Komisioner Komisi Anti Kekerasan terhadap Perempuan (Komnas Perempuan) Yuniyanti Chuzaifah ke empat dari kiri di Komnas Perempuan, Jalan Latuharhary, Jakarta Pusat, Selasa (3/3).(Foto: Endang Saputra)

JAKARTA, SATUHARAPAN.COM - Komisioner Komisi Anti Kekerasan terhadap Perempuan (Komnas Perempuan) Yuniyanti Chuzaifah mengapresiasi putusan Hakim Amanda Woodcock di Pengadilan Distrik Wanchai Hong Kong, yang memenangkan Erwiana Sulistyaningsih dan menghukum majikan Erwiana, Law Wan Tung, 6 tahun penjara dan denda HK $15000 (setara Rp 25,10 juta).

Menurutnya, pertimbangan Hakim layak dijadikan contoh terbaik dalam penegakan hukum, termasuk di Indonesia.

"Hakim memperhatikan dan mempertimbangkan pengakuan atas kondisi tidak layak serupa perbudakan yang dialami oleh pekerja rumah tangga migran di Hong Kong, memberikan pandangan hukum terkait kewajiban PRT tinggal di rumah majikan yang justru menambahkan kekerasan PRT, serta merekomendasikan kepada Pemerintah Hong Kong dan Pemerintah Indonesia untuk memperbaiki kerja layak PRT," kata Yuniyanti di Komnas Perempuan di Jalan Latuharhary, Jakarta Pusat, Selasa (3/3).

Karena itu, kata Yuniyanti, praktik perbudakan dan kondisi kerja layak merupakan kerentanan yang dialami PRT.

Erwiana merupakan satu dari sekian banyak PRT yang mengalami kekerasan dan eksploitasi kerentanan PRT. Hal serupa terjadi juga di dalam negeri. Di Indonesia, contoh kasus yang sangat nyata adalah kasus perbudakan dan eksploitasi sehingga mengakibatkan kematian PRT di Medan, serta kasus penyekapan PRT di Bogor, Bintaro, dan Tangerang Selatan.

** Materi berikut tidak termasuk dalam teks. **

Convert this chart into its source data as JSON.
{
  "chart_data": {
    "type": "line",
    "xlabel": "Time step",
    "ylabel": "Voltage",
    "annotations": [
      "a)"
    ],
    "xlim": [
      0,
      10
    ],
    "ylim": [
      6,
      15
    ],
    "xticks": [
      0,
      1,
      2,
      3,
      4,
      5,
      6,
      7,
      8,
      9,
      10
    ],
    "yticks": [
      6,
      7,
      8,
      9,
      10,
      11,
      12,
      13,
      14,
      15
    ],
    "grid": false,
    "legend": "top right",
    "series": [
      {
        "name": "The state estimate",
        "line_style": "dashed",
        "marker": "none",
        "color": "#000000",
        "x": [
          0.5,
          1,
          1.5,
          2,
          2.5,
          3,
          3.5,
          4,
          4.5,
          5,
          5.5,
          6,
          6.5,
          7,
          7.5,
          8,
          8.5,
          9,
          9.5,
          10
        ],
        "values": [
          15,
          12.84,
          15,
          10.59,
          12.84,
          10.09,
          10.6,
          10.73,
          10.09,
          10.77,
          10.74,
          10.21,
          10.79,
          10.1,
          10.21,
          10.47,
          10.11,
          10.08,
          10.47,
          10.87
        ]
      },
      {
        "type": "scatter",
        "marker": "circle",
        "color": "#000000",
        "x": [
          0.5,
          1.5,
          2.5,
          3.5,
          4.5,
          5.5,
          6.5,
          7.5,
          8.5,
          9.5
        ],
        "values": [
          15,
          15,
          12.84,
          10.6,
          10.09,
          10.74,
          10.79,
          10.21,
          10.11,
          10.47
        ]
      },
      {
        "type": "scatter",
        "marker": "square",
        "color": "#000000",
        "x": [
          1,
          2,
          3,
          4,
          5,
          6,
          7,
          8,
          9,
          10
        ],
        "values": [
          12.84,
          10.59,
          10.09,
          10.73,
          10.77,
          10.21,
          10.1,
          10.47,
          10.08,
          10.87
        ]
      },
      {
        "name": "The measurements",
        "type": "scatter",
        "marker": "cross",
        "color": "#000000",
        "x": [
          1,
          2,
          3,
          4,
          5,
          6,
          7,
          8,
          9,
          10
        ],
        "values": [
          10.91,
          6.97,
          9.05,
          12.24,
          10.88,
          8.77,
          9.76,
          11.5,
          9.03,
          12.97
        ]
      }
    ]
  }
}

"Komnas Perempuan berpandangan bahwa pengakuan dan perlindungan PRT untuk bekerja layak merupakan langkah penting yang harus segera diambil untuk meminimalisir kerentanan yang dialami PRT, sebagai paket kebijakan perlindungan tenaga kerja ke luar negeri," kata dia.

"Komnas Perempuan juga mengapresiasi kegigihan Erwianan dan organisasi pekerja migran di Hong Kong yang konsisten dan membangun solidaritas yang kuat untuk mengawal kasus ini hingga mencapai kemenangan," kata dia.

Untuk itu, kata Yuniyanti, kemenangan Erwiana adalah buah perjuangan dan solidaritas antara pekerja migran.

"Hal ini makin mengukuhkan pentingnya pekerja migran berorganisasi dan mendukung organisasi-organisasi buruh migran terus berkembang dan menguat karena Komnas Perempuan meyakini aktor utama perubahan nasib pekerja migran tidak lain adalah pekerja migran itu sendiri, tetapi negara pun harus turut bertangung jawab," kata dia.

Yuniyanti menambahkan, kemenangan Erwiana merupakan salah satu tonggak penting untuk memutus impunitas pelaku kekerasan dan eksploitasi yang dialami PRT, baik pada pelaku perseorangan maupun badan hukum atau korporasi.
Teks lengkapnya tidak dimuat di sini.